Mais palavras para quê, senão apenas o reconhecimento de que morreram as belas raparigas do Chamanculo e do Xipamanine, da Munhava, Macurungo e Chipangara, de Kumilamba e Kumissete, com as suas reluzentes cabeleiras a Angela Davis, dando lugar a autênticos espantalhos. E tudo isso tem um nome: alienação. Trinta e seis anos depois da Independência, aí estão as mentes completamente destruídas, a pensar-se que o que é nosso não vale nada, o nosso é secundário, que o nosso é cavalo do que é dos outros, que dos outros é para pendurar em cima do que é nosso, só assim seremos belos, competitivos. E ainda falamos de auto-estima?

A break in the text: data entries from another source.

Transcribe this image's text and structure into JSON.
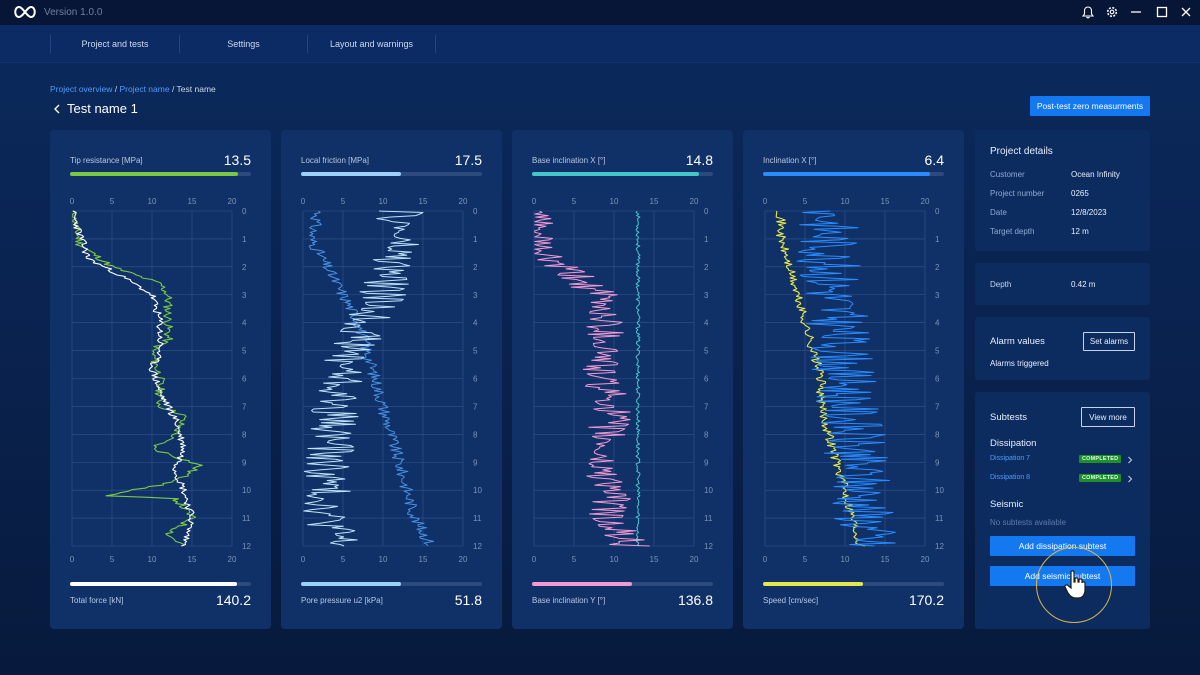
{
  "app": {
    "version": "Version 1.0.0",
    "icons": [
      "infinity-logo-icon",
      "bell-icon",
      "gear-icon",
      "minimize-icon",
      "maximize-icon",
      "close-icon"
    ]
  },
  "nav": {
    "items": [
      "Project and tests",
      "Settings",
      "Layout and warnings"
    ]
  },
  "breadcrumb": {
    "items": [
      "Project overview",
      "Project name",
      "Test name"
    ],
    "separator": "/"
  },
  "page": {
    "title": "Test name 1",
    "post_test_button": "Post-test zero measurments"
  },
  "panels": [
    {
      "top_label": "Tip resistance [MPa]",
      "top_value": "13.5",
      "top_color": "#7bc942",
      "top_fill": 0.93,
      "bottom_label": "Total force [kN]",
      "bottom_value": "140.2",
      "bottom_color": "#ffffff",
      "bottom_fill": 0.92,
      "x_ticks": [
        "0",
        "5",
        "10",
        "15",
        "20"
      ],
      "y_ticks": [
        "0",
        "1",
        "2",
        "3",
        "4",
        "5",
        "6",
        "7",
        "8",
        "9",
        "10",
        "11",
        "12"
      ]
    },
    {
      "top_label": "Local friction [MPa]",
      "top_value": "17.5",
      "top_color": "#9cd0f7",
      "top_fill": 0.55,
      "bottom_label": "Pore pressure u2 [kPa]",
      "bottom_value": "51.8",
      "bottom_color": "#9cd0f7",
      "bottom_fill": 0.55,
      "x_ticks": [
        "0",
        "5",
        "10",
        "15",
        "20"
      ],
      "y_ticks": [
        "0",
        "1",
        "2",
        "3",
        "4",
        "5",
        "6",
        "7",
        "8",
        "9",
        "10",
        "11",
        "12"
      ]
    },
    {
      "top_label": "Base inclination X [°]",
      "top_value": "14.8",
      "top_color": "#45c7c7",
      "top_fill": 0.92,
      "bottom_label": "Base inclination Y [°]",
      "bottom_value": "136.8",
      "bottom_color": "#f29ad4",
      "bottom_fill": 0.55,
      "x_ticks": [
        "0",
        "5",
        "10",
        "15",
        "20"
      ],
      "y_ticks": [
        "0",
        "1",
        "2",
        "3",
        "4",
        "5",
        "6",
        "7",
        "8",
        "9",
        "10",
        "11",
        "12"
      ]
    },
    {
      "top_label": "Inclination  X [°]",
      "top_value": "6.4",
      "top_color": "#2a8cff",
      "top_fill": 0.92,
      "bottom_label": "Speed [cm/sec]",
      "bottom_value": "170.2",
      "bottom_color": "#e8e84a",
      "bottom_fill": 0.55,
      "x_ticks": [
        "0",
        "5",
        "10",
        "15",
        "20"
      ],
      "y_ticks": [
        "0",
        "1",
        "2",
        "3",
        "4",
        "5",
        "6",
        "7",
        "8",
        "9",
        "10",
        "11",
        "12"
      ]
    }
  ],
  "project_details": {
    "title": "Project details",
    "rows": [
      {
        "key": "Customer",
        "value": "Ocean Infinity"
      },
      {
        "key": "Project number",
        "value": "0265"
      },
      {
        "key": "Date",
        "value": "12/8/2023"
      },
      {
        "key": "Target depth",
        "value": "12 m"
      }
    ]
  },
  "depth": {
    "key": "Depth",
    "value": "0.42 m"
  },
  "alarms": {
    "title": "Alarm values",
    "button": "Set alarms",
    "status": "Alarms triggered"
  },
  "subtests": {
    "title": "Subtests",
    "view_more": "View more",
    "dissipation_title": "Dissipation",
    "dissipation_items": [
      {
        "name": "Dissipation 7",
        "status": "COMPLETED"
      },
      {
        "name": "Dissipation 8",
        "status": "COMPLETED"
      }
    ],
    "seismic_title": "Seismic",
    "seismic_empty": "No subtests available",
    "add_dissipation": "Add dissipation subtest",
    "add_seismic": "Add seismic subtest"
  }
}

E cada vez que me deparo com tudo isto, e particularmente quando me ocorre a palavra alienação, fico a pensar que talvez a tenhamos combatido com mais determinação no passado do que hoje, o mesmo que dizer que a alienação está mais presente nos dias que correm do que quando éramos colonizados. E para sustentar o meu raciocínio, vou transcrever aqui a estrofe de uma canção que remonta a 1968, composta e cantada por um amigo pessoal, infelizmente já falecido: Teta Lando. Um angolano.
Negra de carapinha dura
Não estraga o seu cabelo, me jura
Faça tranças corridinhas com missangas a cair
Carrapitos pequenitos como vovó fazia para você.
Você é africana, tem beleza natural
Vai mostrar para todo o mundo essa sua carapinha
O seu acabamento de uma obra sem igual
Vovó deixou, você vai guardar
Você não vai estragar aquilo que vovó deixou para você!